Saltovo-Maiatskoe Culture

Saltovo-Maiatskoe Culture

 

an archaeological culture whose remains were left by seminomadic peoples in the Don and Azov regions in the eighth and ninth centuries. The culture arose among the nomads of the Khazar Kaganate during the transition from a nomadic to a sedentary way of life, when feudal relations were being established. The culture was destroyed by the Pechenegs at the turn of the tenth century.

There are more than 200 known remains of the Saltovo-Maiatskoe culture, including remains of nomad camps, settlements, castles, cities, and burial grounds. Investigations began in 1900 with the excavation of the Saltovo burial ground in the village of Verkhnee Saltovo, Kharkov Oblast, and in 1906 with the excavation of the Maiatskoe Gorodishche, located where the Tikhaia Sosna River empties into the Don, in Voronezh Oblast.

There are two variants of the Saltovo-Maiatskoe culture: the forest-steppe Alan culture and the steppe Bulgar culture. The Alan culture is characterized by agricultural settlements, castles with white stone walls, and catacomb burials, and the Bulgar culture is characterized by nomad camps and pit burials. The steppe dwellers who settled along the lower Don also built white stone castles and lived in large cities, for example, Sarkil, Tamatarkha, and Phanagoria. Both variants of the culture developed in the same manner economically.

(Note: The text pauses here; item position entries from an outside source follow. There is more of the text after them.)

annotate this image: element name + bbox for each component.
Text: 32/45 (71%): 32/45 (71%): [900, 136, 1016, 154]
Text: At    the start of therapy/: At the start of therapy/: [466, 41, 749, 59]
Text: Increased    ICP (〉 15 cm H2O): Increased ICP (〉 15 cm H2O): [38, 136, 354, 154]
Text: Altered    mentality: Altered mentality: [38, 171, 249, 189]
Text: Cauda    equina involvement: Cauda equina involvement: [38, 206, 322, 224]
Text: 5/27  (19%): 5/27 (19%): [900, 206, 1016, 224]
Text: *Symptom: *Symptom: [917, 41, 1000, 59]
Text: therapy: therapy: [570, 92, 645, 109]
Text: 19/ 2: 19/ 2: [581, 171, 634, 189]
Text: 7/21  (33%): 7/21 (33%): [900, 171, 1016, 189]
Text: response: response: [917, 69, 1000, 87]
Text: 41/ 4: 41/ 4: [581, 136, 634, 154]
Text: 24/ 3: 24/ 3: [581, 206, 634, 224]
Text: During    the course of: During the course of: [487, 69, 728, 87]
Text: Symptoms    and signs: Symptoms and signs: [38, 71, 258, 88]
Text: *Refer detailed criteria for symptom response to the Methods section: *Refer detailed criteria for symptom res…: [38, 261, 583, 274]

Cultures similar to the Saltovo-Maiatskoe culture are known to have existed in areas settled by the Alans and the ancient Bulgars, including the eastern Crimea, the Middle Volga Region, and the lower Danube.

REFERENCES

Tr. Volgo-Donskoi arkheologicheskoi ekspeditsii, vols. 1–3. Moscow-Leningrad, 1958–63. (Materialy i issledovaniia po arkheologii SSSR, nos. 62, 75, 109.)
Merpert, N. la. K voprosu o drevneishikh bolgarskikhplemenakh. Kazan, 1957.
Artamonov, M. I. Istoriia khazar. Leningrad, 1962.
Pletneva, S. A. Ot kochevii kgorodam. Moscow, 1967.